1 All further statutory references are to the Civil Code unless otherwise stated.

3 Trial A. Plaintiff’s Disability At trial, plaintiff testified he was in good physical health when he joined Marbella, but he later was diagnosed with PAH in 2011. PAH is high blood pressure isolated to the lungs. Because of his PAH, plaintiff claimed he could not exert himself or walk-up inclines without experiencing shortness of breath. The golf course at Marbella included hills and inclines, and plaintiff testified he had to use a golf cart wherever he needed on the golf course to get to his ball. The parties stipulated plaintiff was disabled within the meaning of the ADA and Unruh Civil Rights Act.

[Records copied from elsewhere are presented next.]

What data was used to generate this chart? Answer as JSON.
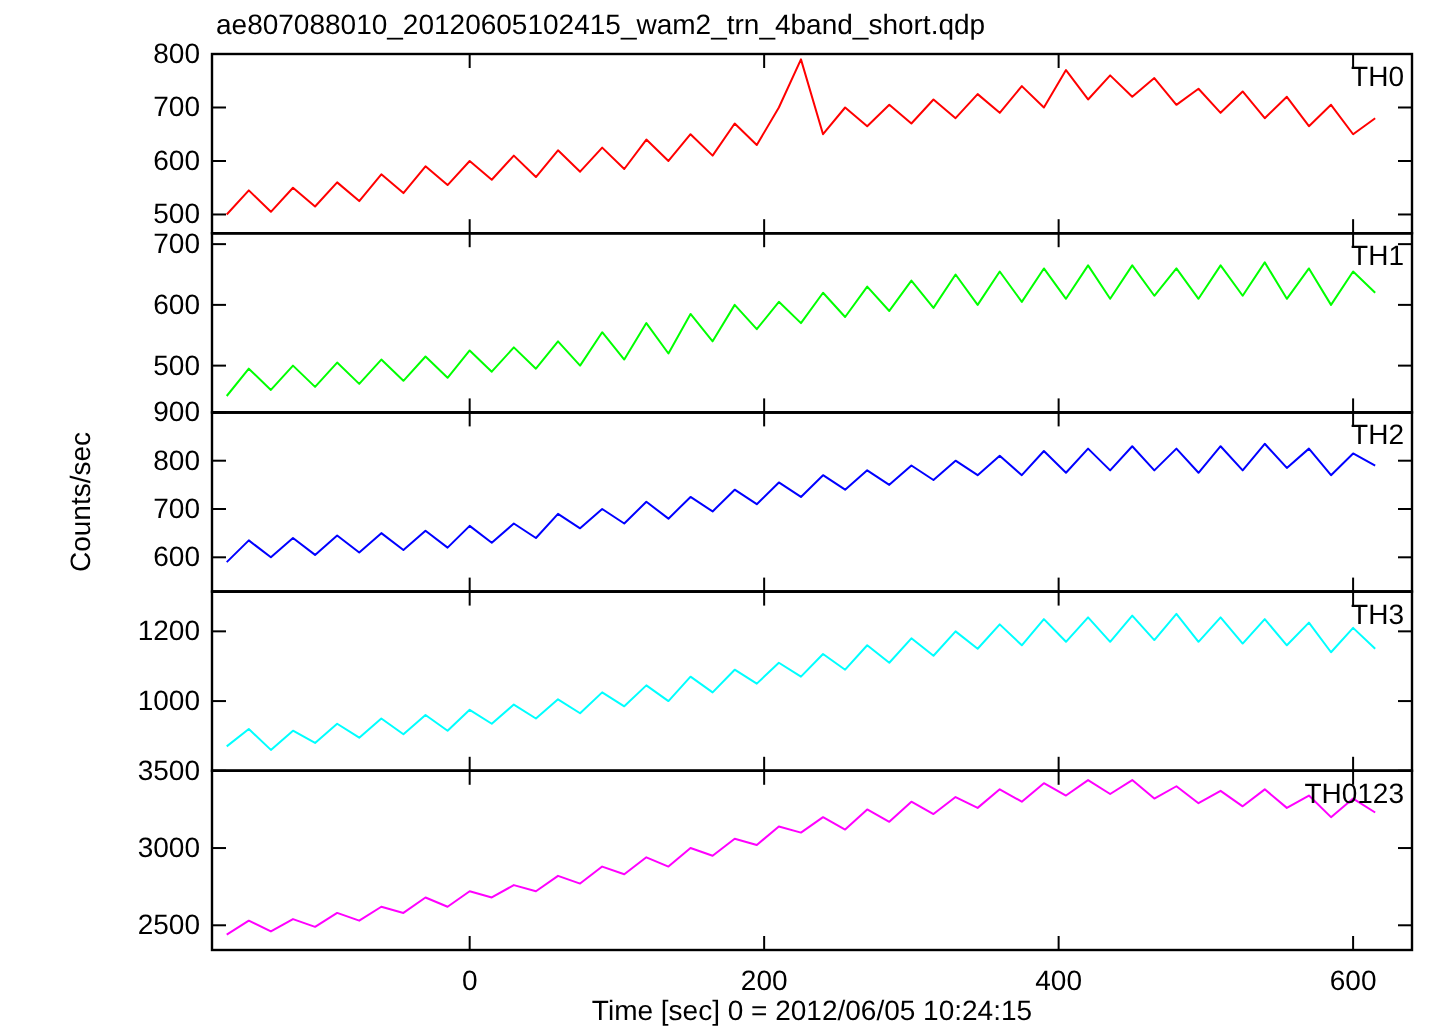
{
  "chart_data": [
    {
      "type": "line",
      "title": "ae807088010_20120605102415_wam2_trn_4band_short.qdp",
      "tick_labels": "y",
      "xlim": [
        -175,
        640
      ],
      "xticks": [
        0,
        200,
        400,
        600
      ],
      "ylim": [
        465,
        800
      ],
      "yticks": [
        500,
        600,
        700,
        800
      ],
      "x": [
        -165,
        -150,
        -135,
        -120,
        -105,
        -90,
        -75,
        -60,
        -45,
        -30,
        -15,
        0,
        15,
        30,
        45,
        60,
        75,
        90,
        105,
        120,
        135,
        150,
        165,
        180,
        195,
        210,
        225,
        240,
        255,
        270,
        285,
        300,
        315,
        330,
        345,
        360,
        375,
        390,
        405,
        420,
        435,
        450,
        465,
        480,
        495,
        510,
        525,
        540,
        555,
        570,
        585,
        600,
        615
      ],
      "series": [
        {
          "name": "TH0",
          "color": "#ff0000",
          "values": [
            500,
            545,
            505,
            550,
            515,
            560,
            525,
            575,
            540,
            590,
            555,
            600,
            565,
            610,
            570,
            620,
            580,
            625,
            585,
            640,
            600,
            650,
            610,
            670,
            630,
            700,
            790,
            650,
            700,
            665,
            705,
            670,
            715,
            680,
            725,
            690,
            740,
            700,
            770,
            715,
            760,
            720,
            755,
            705,
            735,
            690,
            730,
            680,
            720,
            665,
            705,
            650,
            680
          ]
        }
      ]
    },
    {
      "type": "line",
      "tick_labels": "y",
      "xlim": [
        -175,
        640
      ],
      "xticks": [
        0,
        200,
        400,
        600
      ],
      "ylim": [
        423,
        718
      ],
      "yticks": [
        500,
        600,
        700
      ],
      "x": [
        -165,
        -150,
        -135,
        -120,
        -105,
        -90,
        -75,
        -60,
        -45,
        -30,
        -15,
        0,
        15,
        30,
        45,
        60,
        75,
        90,
        105,
        120,
        135,
        150,
        165,
        180,
        195,
        210,
        225,
        240,
        255,
        270,
        285,
        300,
        315,
        330,
        345,
        360,
        375,
        390,
        405,
        420,
        435,
        450,
        465,
        480,
        495,
        510,
        525,
        540,
        555,
        570,
        585,
        600,
        615
      ],
      "series": [
        {
          "name": "TH1",
          "color": "#00ff00",
          "values": [
            450,
            495,
            460,
            500,
            465,
            505,
            470,
            510,
            475,
            515,
            480,
            525,
            490,
            530,
            495,
            540,
            500,
            555,
            510,
            570,
            520,
            585,
            540,
            600,
            560,
            605,
            570,
            620,
            580,
            630,
            590,
            640,
            595,
            650,
            600,
            655,
            605,
            660,
            610,
            665,
            610,
            665,
            615,
            660,
            610,
            665,
            615,
            670,
            610,
            660,
            600,
            655,
            620
          ]
        }
      ]
    },
    {
      "type": "line",
      "ylabel": "Counts/sec",
      "tick_labels": "y",
      "xlim": [
        -175,
        640
      ],
      "xticks": [
        0,
        200,
        400,
        600
      ],
      "ylim": [
        529,
        900
      ],
      "yticks": [
        600,
        700,
        800,
        900
      ],
      "x": [
        -165,
        -150,
        -135,
        -120,
        -105,
        -90,
        -75,
        -60,
        -45,
        -30,
        -15,
        0,
        15,
        30,
        45,
        60,
        75,
        90,
        105,
        120,
        135,
        150,
        165,
        180,
        195,
        210,
        225,
        240,
        255,
        270,
        285,
        300,
        315,
        330,
        345,
        360,
        375,
        390,
        405,
        420,
        435,
        450,
        465,
        480,
        495,
        510,
        525,
        540,
        555,
        570,
        585,
        600,
        615
      ],
      "series": [
        {
          "name": "TH2",
          "color": "#0000ff",
          "values": [
            590,
            635,
            600,
            640,
            605,
            645,
            610,
            650,
            615,
            655,
            620,
            665,
            630,
            670,
            640,
            690,
            660,
            700,
            670,
            715,
            680,
            725,
            695,
            740,
            710,
            755,
            725,
            770,
            740,
            780,
            750,
            790,
            760,
            800,
            770,
            810,
            770,
            820,
            775,
            825,
            780,
            830,
            780,
            825,
            775,
            830,
            780,
            835,
            785,
            825,
            770,
            815,
            790
          ]
        }
      ]
    },
    {
      "type": "line",
      "tick_labels": "y",
      "xlim": [
        -175,
        640
      ],
      "xticks": [
        0,
        200,
        400,
        600
      ],
      "ylim": [
        800,
        1314
      ],
      "yticks": [
        1000,
        1200
      ],
      "x": [
        -165,
        -150,
        -135,
        -120,
        -105,
        -90,
        -75,
        -60,
        -45,
        -30,
        -15,
        0,
        15,
        30,
        45,
        60,
        75,
        90,
        105,
        120,
        135,
        150,
        165,
        180,
        195,
        210,
        225,
        240,
        255,
        270,
        285,
        300,
        315,
        330,
        345,
        360,
        375,
        390,
        405,
        420,
        435,
        450,
        465,
        480,
        495,
        510,
        525,
        540,
        555,
        570,
        585,
        600,
        615
      ],
      "series": [
        {
          "name": "TH3",
          "color": "#00ffff",
          "values": [
            870,
            920,
            860,
            915,
            880,
            935,
            895,
            950,
            905,
            960,
            915,
            975,
            935,
            990,
            950,
            1005,
            965,
            1025,
            985,
            1045,
            1000,
            1070,
            1025,
            1090,
            1050,
            1110,
            1070,
            1135,
            1090,
            1160,
            1110,
            1180,
            1130,
            1200,
            1150,
            1220,
            1160,
            1235,
            1170,
            1240,
            1170,
            1245,
            1175,
            1250,
            1170,
            1240,
            1165,
            1235,
            1160,
            1225,
            1140,
            1210,
            1150
          ]
        }
      ]
    },
    {
      "type": "line",
      "xlabel": "Time [sec] 0 = 2012/06/05 10:24:15",
      "xlim": [
        -175,
        640
      ],
      "xticks": [
        0,
        200,
        400,
        600
      ],
      "ylim": [
        2340,
        3500
      ],
      "yticks": [
        2500,
        3000,
        3500
      ],
      "x": [
        -165,
        -150,
        -135,
        -120,
        -105,
        -90,
        -75,
        -60,
        -45,
        -30,
        -15,
        0,
        15,
        30,
        45,
        60,
        75,
        90,
        105,
        120,
        135,
        150,
        165,
        180,
        195,
        210,
        225,
        240,
        255,
        270,
        285,
        300,
        315,
        330,
        345,
        360,
        375,
        390,
        405,
        420,
        435,
        450,
        465,
        480,
        495,
        510,
        525,
        540,
        555,
        570,
        585,
        600,
        615
      ],
      "series": [
        {
          "name": "TH0123",
          "color": "#ff00ff",
          "values": [
            2440,
            2530,
            2460,
            2540,
            2490,
            2580,
            2530,
            2620,
            2580,
            2680,
            2620,
            2720,
            2680,
            2760,
            2720,
            2820,
            2770,
            2880,
            2830,
            2940,
            2880,
            3000,
            2950,
            3060,
            3020,
            3140,
            3100,
            3200,
            3120,
            3250,
            3170,
            3300,
            3220,
            3330,
            3260,
            3380,
            3300,
            3420,
            3340,
            3440,
            3350,
            3440,
            3320,
            3400,
            3290,
            3370,
            3270,
            3380,
            3260,
            3340,
            3200,
            3320,
            3230
          ]
        }
      ]
    }
  ]
}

B. Marbella’s Policies Regarding Golf Carts Marbella’s former general manager, Theodore Axe, testified Marbella had rules regarding where golfers could drive their golf carts. He testified these rules were necessary from a “safety standpoint” and “traffic standpoint” because the golf carts had no seat belts and could also damage the golf course. He noted it was common for golf courses, private clubs, and hotels to have policies governing the use of golf carts. As a general rule, Marbella required golf carts to be driven on the cart paths, which were all over the golf course and “encompass[ed] the entire 18 holes of golf.” The golf carts could not be driven over sprinkler heads or areas that were newly planted, wet, or under repair. The carts also could not approach closer than 10 yards to any tee, green, bunker, or respective shoulder. In February 2014, Marbella implemented a special cart access flag (SCAF) policy, which is central to the instant appeal. According to Marbella’s general manager, the SCAF policy, which is also known as the “blue flag” policy, is a standard policy used by various golf clubs throughout the country. Defendants created the SCAF policy to provide greater access to the golf course to disabled golfers. Under the SCAF policy, members who had a handicap placard from the Department of Motor Vehicles or doctor’s

4 note confirming their physical limitations could obtain a blue SCAF flag for their golf 2 cart. With the blue flag, golfers could: (1) “drive golf carts on the golf course, at the sole discretion of management, when holes are not accessible to golf carts (i.e., after light rain, or during the grow-in about 21 days after over-seeding, etc.) as course conditions permit”; and (2) “drive golf carts on specific holes designated by management, when the ‘gate system’ is closed on that hole (course conditions permitting).” The former was “limited to fairways only and not roughs, with the exception of entering and exiting the hole.” Axe testified the SCAF policy was intended to “allow people with restrictions . . . to enter the golf course on days that other members [were not] able to enter it at all.” In other words, the policy provided members with the blue flag “additional access to the golf course.” But the SCAF policy still imposed some restrictions.